What is the best way to approach a living person you dont know about help with their ancestry

+7 votes
What is the best way to approach a living person you dont know about help with their ancestry. I'm doing a one name study meaning I need to track every occurence of the surname, what is the best wayto  approach people I dont know with said surname in order to get help with linking them to their ancestry. Im concerned about upsetting anyone but without some help it is going to be very difficult to complete, I also think some would be very interested in this and would like to help.
in The Tree House by Paul Taylor G2G6 Mach 1 (15.8k points)
I agree with Frank's suggestion as well. Buy some bright envelopes to put the letter in to grab the attention of the receiver. Also put "in regards to ______ on the outside. Remember to include all of your information like address and phone number. You might also write up an abbreviated ancestry of yourself to get them hooked. I would suggest putting a five dollar bill in the envelope but that might be too crass. What do you think?



2 Answers

+4 votes
Best answer
I don't think your asking will actually "upset" someone. I think that when a stranger asks personal questions, they become naturally defensive or protective. I would think that some initial reaction might be your are selling or stealing. Making them feel comfortable with you would be my first priority.

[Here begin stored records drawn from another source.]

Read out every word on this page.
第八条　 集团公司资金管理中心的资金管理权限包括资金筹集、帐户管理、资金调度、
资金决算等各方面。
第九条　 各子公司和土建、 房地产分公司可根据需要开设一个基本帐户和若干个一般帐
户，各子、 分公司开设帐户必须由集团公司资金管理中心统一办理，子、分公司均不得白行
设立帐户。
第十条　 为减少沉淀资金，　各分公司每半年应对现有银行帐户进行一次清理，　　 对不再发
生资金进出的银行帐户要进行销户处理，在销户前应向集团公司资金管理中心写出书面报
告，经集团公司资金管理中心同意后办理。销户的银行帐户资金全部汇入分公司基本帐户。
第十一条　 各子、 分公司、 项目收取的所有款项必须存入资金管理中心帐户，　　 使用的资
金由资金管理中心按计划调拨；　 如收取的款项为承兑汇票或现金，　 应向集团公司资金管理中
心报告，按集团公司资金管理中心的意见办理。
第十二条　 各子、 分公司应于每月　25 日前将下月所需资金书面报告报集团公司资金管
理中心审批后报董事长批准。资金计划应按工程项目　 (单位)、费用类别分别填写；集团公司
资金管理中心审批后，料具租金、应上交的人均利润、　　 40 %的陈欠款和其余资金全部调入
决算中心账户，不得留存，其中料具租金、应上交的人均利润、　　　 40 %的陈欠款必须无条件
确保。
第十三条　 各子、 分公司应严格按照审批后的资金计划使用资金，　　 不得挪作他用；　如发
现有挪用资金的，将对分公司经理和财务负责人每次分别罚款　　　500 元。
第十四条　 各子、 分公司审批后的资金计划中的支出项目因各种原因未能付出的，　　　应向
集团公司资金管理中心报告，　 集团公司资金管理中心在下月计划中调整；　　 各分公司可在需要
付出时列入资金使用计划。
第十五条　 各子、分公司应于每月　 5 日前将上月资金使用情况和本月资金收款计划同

I think the email or snail mail suggested by Frank is a good idea.  If you are using email, you might provide a link to a page on wikitree explaining what your project is.  I believe people feel more comfortable when they see it is publicly available on a reputable site.

Also, I would include some information as to how you got their name.
by Ken Sargent G2G6 Mach 5 (57.5k points)
selected by Paul Taylor
So if I send someone an email with the subject line of, "Hey, your roots are showing!" they would want me to add them to a one name study? :-) Mags
Good advise, I think reputation is probably quite important.
+4 votes
You could email or use snail mail. What worked for me was sending out a letter with a self-addressed and stamped envelope inside. I was looking for couisins in a Pennsylvania county. After some time, I received two responses which led to finding cousins.

You could also send a communication and follow it up with a phone call. If you like, you could just start making phone calls if you have their phone numbers.
by Frank Gill G2G Astronaut (2.3m points)
Good advice but actually one thing I dont have is their postal address, in most cases I have email address, sometimes telephone no.
How many Taylor's would are your thinking of contacting?

You could email them first and if you have the phone number, give them a few days to think about your correspondence and then phone them.
None, there are far too many Taylors !

Im studying Hurved/Hurvid - probably less then twenty
One location of the Hurvid surname is Devon, England.
Frank, yes I know that in fact I have probably mapped 95% of all hurvids/hurveds in my ancestry tree Im just trying to tie up some loose ends which I can only do my talking to people.